Just a note that recently we had a AC Mike in the shop because it was not performing. We found the superheater tube was the problem: clogged with an rust blob and weak point at the nut (smokebox end) that broke once disconnected. So, if anyone founds there engine having performance issues this might be the cause.


----------



## David Leech (Dec 9, 2008)

RUST BLOB!!! 
Is someone NOT using stainless steel, or copper somewhere? 
All the best, 
David Leech, Delta, Canada


----------



## Charles (Jan 2, 2008)

David 
The new one installed by TRS is stainless steel.


----------



## Jerry Barnes (Jan 2, 2008)

Oh boy, something else to look forward to!


----------



## rbednarik (Jan 2, 2008)

The superheater on the Aristo mikado in question was made of copper pipe and was an OEM part to the engine. It developed carbonization (yes, it is not a myth!) as the copper began to break down from the direct heating cycles that the burner gave. Interestingly the plugged end was in the smoke box, right as the pipe curves to meet the steam chest tee. 

Once the problem was found, a new superheater was fabbed up with a grade 304 heavy wall (actually just the right thickness for steam service) hypodermic grade stainless steel pipe. This superheater is a hybrid type, that is the areas that saw the most heat (ie the fire tube/smokebox) were replaced with stainless, while the connection from the throttle to the end of the backhead was made with copper pipe. This was done to allow the new s.h. to fit properly without having to try and rebend the stainless tubing. This is used to take up any discrepancies between the superheater and locomotive lengths by allowing an easement for final fitting. All joints were silver brazed with ez-flo (#2 alloy if I recall). 

All in all, a good project and the new superheater should outlast the working life of the engine. Experience tells me that there is a good chance that the heavily used Aristo mikados will probably suffer from superheater failure, either through the disintegration of the copper or through plugging. Luckily the fix is straightforward and can be done in about an hour.


----------



## Jerry Barnes (Jan 2, 2008)

Ryan, can one get the part from you all soldered up and then just bolt it in, or does the whole engine have to be sent in?


----------



## N1CW (Jan 3, 2008)

Posted By rbednarik on 02 Dec 2010 09:31 PM 
The superheater on the Aristo mikado in question was made of copper pipe and was an OEM part to the engine.

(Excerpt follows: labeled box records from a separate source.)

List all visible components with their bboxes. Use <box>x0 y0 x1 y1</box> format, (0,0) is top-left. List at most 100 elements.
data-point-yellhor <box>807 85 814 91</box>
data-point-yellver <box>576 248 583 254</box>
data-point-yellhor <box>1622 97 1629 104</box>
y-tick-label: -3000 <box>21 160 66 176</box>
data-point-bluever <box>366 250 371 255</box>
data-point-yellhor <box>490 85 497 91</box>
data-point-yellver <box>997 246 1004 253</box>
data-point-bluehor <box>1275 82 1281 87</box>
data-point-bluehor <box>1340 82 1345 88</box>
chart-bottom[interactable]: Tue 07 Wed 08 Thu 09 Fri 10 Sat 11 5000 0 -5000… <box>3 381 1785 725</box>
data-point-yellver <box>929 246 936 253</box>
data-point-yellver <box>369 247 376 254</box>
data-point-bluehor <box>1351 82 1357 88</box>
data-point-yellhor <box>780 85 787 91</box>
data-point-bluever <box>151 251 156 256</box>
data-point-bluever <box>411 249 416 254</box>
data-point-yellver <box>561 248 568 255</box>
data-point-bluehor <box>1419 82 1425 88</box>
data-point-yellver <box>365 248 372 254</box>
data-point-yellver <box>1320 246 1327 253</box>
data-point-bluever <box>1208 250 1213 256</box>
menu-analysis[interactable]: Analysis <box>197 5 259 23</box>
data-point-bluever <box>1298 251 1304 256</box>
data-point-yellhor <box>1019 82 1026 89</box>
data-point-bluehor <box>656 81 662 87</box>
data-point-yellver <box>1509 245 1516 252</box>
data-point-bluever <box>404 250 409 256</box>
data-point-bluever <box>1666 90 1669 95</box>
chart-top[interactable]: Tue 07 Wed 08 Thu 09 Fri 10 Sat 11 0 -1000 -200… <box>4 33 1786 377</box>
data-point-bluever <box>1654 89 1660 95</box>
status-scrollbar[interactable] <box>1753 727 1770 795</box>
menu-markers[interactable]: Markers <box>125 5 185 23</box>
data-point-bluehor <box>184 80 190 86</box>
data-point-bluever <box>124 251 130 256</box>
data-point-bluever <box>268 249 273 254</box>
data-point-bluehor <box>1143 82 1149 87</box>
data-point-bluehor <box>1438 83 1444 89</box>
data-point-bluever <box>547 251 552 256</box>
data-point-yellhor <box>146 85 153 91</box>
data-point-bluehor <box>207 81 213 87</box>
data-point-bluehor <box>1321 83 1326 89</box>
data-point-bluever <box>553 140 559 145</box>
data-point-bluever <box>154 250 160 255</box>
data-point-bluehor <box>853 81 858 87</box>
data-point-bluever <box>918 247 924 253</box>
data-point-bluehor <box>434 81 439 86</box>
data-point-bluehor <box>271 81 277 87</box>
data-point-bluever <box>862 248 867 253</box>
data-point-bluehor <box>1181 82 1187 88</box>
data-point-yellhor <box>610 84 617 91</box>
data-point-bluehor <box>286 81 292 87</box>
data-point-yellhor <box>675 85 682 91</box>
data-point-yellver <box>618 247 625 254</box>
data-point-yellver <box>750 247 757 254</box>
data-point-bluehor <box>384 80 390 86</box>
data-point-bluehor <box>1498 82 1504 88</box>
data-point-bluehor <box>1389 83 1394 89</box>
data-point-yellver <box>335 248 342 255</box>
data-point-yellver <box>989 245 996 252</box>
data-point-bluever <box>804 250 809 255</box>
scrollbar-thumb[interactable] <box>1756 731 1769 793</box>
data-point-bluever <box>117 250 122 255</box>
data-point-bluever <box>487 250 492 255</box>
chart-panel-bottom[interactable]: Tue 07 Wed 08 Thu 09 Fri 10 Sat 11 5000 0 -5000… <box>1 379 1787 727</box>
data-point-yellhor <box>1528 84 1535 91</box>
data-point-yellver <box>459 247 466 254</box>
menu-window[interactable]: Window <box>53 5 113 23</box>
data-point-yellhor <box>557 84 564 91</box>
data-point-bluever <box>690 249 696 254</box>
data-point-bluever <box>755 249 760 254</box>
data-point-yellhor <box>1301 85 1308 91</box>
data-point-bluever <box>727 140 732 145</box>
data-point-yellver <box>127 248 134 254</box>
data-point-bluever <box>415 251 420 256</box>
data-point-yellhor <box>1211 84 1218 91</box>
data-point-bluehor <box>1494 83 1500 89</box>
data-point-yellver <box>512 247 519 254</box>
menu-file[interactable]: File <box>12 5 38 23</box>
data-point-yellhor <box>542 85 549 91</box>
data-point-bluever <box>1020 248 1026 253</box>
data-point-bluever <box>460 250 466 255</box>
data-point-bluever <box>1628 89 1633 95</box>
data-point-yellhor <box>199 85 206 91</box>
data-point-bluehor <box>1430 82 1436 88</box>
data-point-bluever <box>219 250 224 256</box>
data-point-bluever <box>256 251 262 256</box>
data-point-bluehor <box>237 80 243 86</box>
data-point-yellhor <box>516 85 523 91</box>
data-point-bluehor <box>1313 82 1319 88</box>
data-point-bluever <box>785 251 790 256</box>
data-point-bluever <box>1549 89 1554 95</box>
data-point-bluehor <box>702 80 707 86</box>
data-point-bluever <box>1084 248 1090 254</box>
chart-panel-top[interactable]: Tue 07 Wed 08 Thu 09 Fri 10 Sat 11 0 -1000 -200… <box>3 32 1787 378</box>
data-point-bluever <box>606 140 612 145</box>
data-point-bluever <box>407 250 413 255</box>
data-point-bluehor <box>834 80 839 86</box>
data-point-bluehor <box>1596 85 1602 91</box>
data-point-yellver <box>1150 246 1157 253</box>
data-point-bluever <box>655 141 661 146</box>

It developed carbonization ....SNIP..... Experience tells me that there is a good chance that the heavily used Aristo mikados will probably suffer from superheater failure, either through the disintegration of the copper....SNIP....
.
EXACTLY Gilbert's finding > 1 year ago with the SIMILAR fix applied and working FINE since.[/b]
.


----------



## rbednarik (Jan 2, 2008)

Jerry, 

If you can remove the old superheater yourself, I will gladly make you a new one that will be a direct fit. You have to take the inner smokebox off to disconnect the front of the SH from the cylinders, take out the burner and then disconnect the SH from the throttle body. 

Shoot me an email: tr3services{atsign}gmail.com


----------



## YN (Sep 24, 2008)

I experienced exactly same trouble. It can be easily understood because no steam to the cylinders ,20psi or more pressure in the boiler.I replaced super heater.


----------